La afirmación del concilio de Trento no considera solamente lamateria grave del pecado mortal, sino que recuerda también, como una condición necesaria suya, el pleno conocimiento y consentimiento deliberado. Por lo demás, tanto en la teología moral como en la práctica pastoral, son bien conocidos los casos en los que un acto grave, por su materia, no constituye un pecado mortal por razón del conocimiento no pleno o del consentimiento no deliberado de quien lo comete. Por otra parte, «se deberá evitar reducir el pecado mortal a un acto de "opción fundamental" —como hoy se suele decir— contra Dios», concebido ya sea como explícito y formal desprecio de Dios y del prójimo, ya sea como implícito y no reflexivo rechazo del amor. «Se comete, en efecto, un pecado mortal también cuando el hombre, sabiéndolo y queriéndolo, elige, por el motivo que sea, algo gravemente desordenado. En efecto, en esta elección está ya incluido un desprecio del precepto divino, un rechazo del amor de Dios hacia la humanidad y hacia toda la creación: el hombre se aleja de Dios y pierde la caridad. La orientación fundamental puede, pues, ser radicalmente modificada por actos particulares. Sin duda pueden darse situaciones muy complejas y oscuras bajo el aspecto psicológico, que influyen en la imputabilidad subjetiva del pecador. Pero de la consideración de la esfera psicológica no se puede pasar a la constitución de una categoría teológica, como es concretamente la "opción fundamental" entendida de tal modo que, en el plano objetivo, cambie o ponga en duda la concepción tradicional de pecado mortal» [117].

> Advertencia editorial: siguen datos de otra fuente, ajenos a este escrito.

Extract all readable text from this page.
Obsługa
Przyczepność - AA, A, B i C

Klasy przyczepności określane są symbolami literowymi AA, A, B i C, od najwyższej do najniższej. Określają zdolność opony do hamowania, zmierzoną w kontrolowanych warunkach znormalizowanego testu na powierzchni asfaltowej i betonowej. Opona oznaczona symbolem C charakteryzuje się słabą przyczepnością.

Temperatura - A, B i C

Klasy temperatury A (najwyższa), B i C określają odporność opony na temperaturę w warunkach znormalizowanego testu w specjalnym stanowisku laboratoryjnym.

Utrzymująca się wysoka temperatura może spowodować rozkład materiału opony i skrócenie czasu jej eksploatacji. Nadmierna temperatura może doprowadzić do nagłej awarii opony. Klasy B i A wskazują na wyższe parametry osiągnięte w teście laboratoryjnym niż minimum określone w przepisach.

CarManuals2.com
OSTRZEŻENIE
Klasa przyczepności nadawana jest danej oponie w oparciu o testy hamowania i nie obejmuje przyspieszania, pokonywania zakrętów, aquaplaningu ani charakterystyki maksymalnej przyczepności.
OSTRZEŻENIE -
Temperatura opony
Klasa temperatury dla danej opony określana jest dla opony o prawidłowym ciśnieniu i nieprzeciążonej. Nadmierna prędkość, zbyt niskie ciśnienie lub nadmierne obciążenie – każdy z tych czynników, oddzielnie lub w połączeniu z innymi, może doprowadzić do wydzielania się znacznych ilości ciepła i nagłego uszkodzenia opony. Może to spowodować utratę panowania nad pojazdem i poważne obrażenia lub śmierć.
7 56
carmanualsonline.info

De este modo, la disociación entre opción fundamental y decisiones deliberadas de comportamientos determinados, desordenados en sí mismos o por las circunstancias, que podrían no cuestionarla, comporta el desconocimiento de la doctrina católica sobre el pecado mortal: «Siguiendo la tradición de la Iglesia, llamamos pecado mortal al acto, mediante el cual un hombre, con libertad y conocimiento, rechaza a Dios, su ley, la alianza de amor que Dios le propone, prefiriendo volverse a sí mismo, a alguna realidad creada y finita, a algo contrario a la voluntad divina («conversio ad creaturam»). Esto puede ocurrir de modo directo y formal, como en los pecados de idolatría, apostasía y ateísmo; o de modo equivalente, como en todos los actos de desobediencia a los mandamientos de Dios en materia grave» [118].

Notas

[112] Conc. Ecum. Vat. II, Const.dogm. sobre la divina revelación Dei Verbum, 5; cf. Conc. Ecum. Vat. I, Const. dogm. sobre la fe católica Dei Filius, cap. 3: DS, 3008.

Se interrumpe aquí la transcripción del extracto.